Did High Altitude Airship Set World Record?
Despite The Worthiness Of The Public Relations Effort, Tandem Is Not Much Of An Achievement
The Tandem rises into the air. Image from JP Systems website.
By John Guzzon
Modern Times Magazine
Nov. 3, 2011 — Late last week a press release announcing that JP Aerospace had flown an airship higher than any that had gone before was released and thousands of news websites and newspapers ran with the story.
"The big aerospace firms have been trying to do this for decades, spending hundreds of millions of dollars," says John Powell, President of JP Aerospace. "We've spent about $30,000 and the past five years developing Tandem."
A great American story, right? Small firm out-thinks the biggest aerospace companies in the world and succeeds. Lockheed Martin’s crash of the $150 million Hale-D this summer — likely to what Powell was referring — was a boondoggle, a monumental waste of time and resources.

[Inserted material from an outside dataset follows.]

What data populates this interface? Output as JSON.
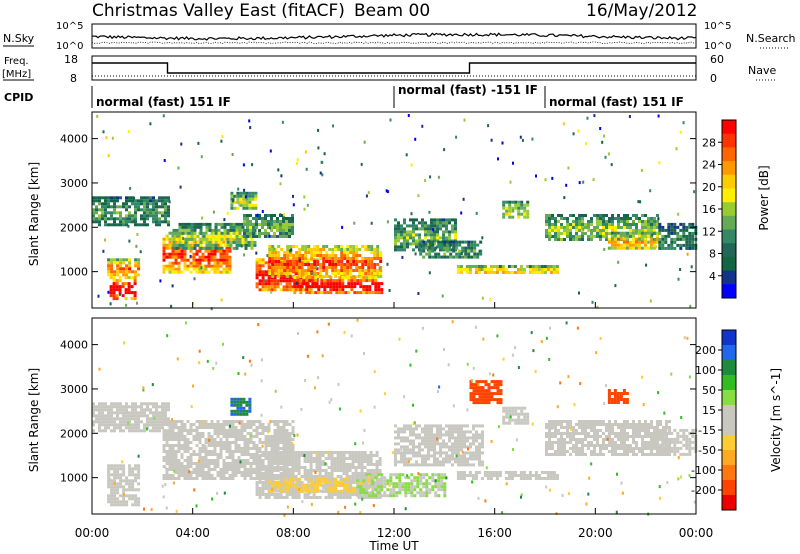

But according to Ed Herlik, an analyst with Market Intel Group, and confirmed by a simple look at Tandem, the “airship” was really two weather balloons connected by a platform.
“It is really just a very nice science fair project,” Herlik said. “In their statements, JP Aerospace said the balloon failed at about 90,000 feet and that should be expected because it is a weather balloon.”
While no one who is interested in high altitude airships would disparage the publicity the event maintained becasue any attention is welcomed, comparing Tandem with the HALE-D is like comparing an apple to a double cheeseburger with cheese, bacon, mushrooms, onions and special sauce.
And, no one can disparage Powell for doing whatever it takes to get attention for his projects. JP Aerospace is a volunteer group that creates hypotheses and dreams of what the future of using near-space might be when policymakers finally decide to invest in the technology. Near space — altitudes between 65,000 and 325,000 feet — is being mined by various groups as alternatives to satellites and perhaps as a new gateway to the solar system and beyond. Powell should be commended for his vision.
But according to the experts, flying a real airship that can service heavy and expensive payloads is an engineering task above and beyond those achievements.
“Tandem is a general workhorse vehicle. A high-altitude backhoe, it will be used as a launch platform for small research rockets, a mother ship for hypersonic test airships and all around tool for the Airship to Orbit program. Airship to Orbit is a project to build large V-shaped airships that will fly to space,” the company’s press release read.
Powell did not respond to repeated attempts for comments on the flight of Tandem.
Granted, Powell and JP Aerospace does good things — launching cameras into the upper atmosphere via balloons, for The Discovery Channel, National Geographic, and Toshiba for a 2009 television commercial — but the craft can’t be compared to long-endurance, high altitude surveillance craft.
And that “airship” altitude record? Well, maybe not.